Um deputado federal protocolou representação no Tribunal de Contas da União (TCU) contra o ministro da Saúde, Alexandre Padilha. A ação questiona a maneira como a vacina da dengue do Butantan-DV foi incluída no Sistema Único de Saúde (SUS), após a suspensão do imunizante.

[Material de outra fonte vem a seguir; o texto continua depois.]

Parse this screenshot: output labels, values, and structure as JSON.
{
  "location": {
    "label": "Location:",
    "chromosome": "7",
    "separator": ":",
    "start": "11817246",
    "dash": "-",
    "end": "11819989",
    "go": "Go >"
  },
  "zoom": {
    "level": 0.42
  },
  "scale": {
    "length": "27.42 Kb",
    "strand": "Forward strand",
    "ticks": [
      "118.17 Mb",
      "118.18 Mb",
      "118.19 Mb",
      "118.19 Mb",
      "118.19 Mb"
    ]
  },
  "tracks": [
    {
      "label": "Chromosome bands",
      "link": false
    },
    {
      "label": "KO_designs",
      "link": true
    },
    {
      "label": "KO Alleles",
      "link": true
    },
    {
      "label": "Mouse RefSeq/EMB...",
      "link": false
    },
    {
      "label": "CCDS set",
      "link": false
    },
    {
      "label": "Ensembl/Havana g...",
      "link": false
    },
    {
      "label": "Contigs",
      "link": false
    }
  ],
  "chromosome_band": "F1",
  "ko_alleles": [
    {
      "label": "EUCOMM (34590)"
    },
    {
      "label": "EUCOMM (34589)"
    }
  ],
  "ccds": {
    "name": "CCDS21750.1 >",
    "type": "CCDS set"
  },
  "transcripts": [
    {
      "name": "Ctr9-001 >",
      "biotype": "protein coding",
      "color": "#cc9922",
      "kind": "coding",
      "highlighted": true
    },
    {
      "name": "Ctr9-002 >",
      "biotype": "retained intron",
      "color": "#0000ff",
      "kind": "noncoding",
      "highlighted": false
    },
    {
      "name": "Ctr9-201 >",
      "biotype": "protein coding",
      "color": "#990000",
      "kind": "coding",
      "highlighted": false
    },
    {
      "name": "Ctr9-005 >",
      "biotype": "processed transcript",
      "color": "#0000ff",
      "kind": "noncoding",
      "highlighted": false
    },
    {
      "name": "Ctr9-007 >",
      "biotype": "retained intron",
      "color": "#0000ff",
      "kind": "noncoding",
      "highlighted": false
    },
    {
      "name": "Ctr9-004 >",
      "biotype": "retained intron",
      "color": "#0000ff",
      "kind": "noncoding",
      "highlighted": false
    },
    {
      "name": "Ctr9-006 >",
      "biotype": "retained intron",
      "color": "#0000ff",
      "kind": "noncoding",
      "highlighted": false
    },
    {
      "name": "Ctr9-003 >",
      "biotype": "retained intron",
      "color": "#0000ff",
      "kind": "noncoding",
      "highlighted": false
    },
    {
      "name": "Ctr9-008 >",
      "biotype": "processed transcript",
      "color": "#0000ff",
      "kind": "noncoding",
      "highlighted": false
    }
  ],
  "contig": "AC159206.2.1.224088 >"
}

A vacina encontra-se suspensa desde 8 de junho, após o registro de 42 casos com sinais de alerta, três graves e duas mortes. O parlamentar alegou que a inclusão não seguiu o rito exigido por lei, visto que o ministro assinou o decreto que criou a Comissão Nacional de Incorporação de Tecnologias no SUS (Conitec) em 2011.
A incorporação ocorreu por meio de uma retificação da Portaria SECTICS/MS nº 72, de dezembro de 2023. O texto original avaliava a vacina TAK-003, da Takeda, mas a retificação substituiu o nome do produto por “vacina dengue tetravalente atenuada”, termo genérico que passou a incluir a Butantan-DV.
O pedido do deputado inclui auditoria sobre a compra de 3,9 milhões de doses, totalizando cerca de R$ 367,95 milhões. A representação exige a oitiva do ministro e a incorporação regular pela Conitec antes de qualquer retomada da campanha, citando que atos administrativos sem base científica podem configurar improbidade, segundo decisão do Supremo Tribunal Federal (STF).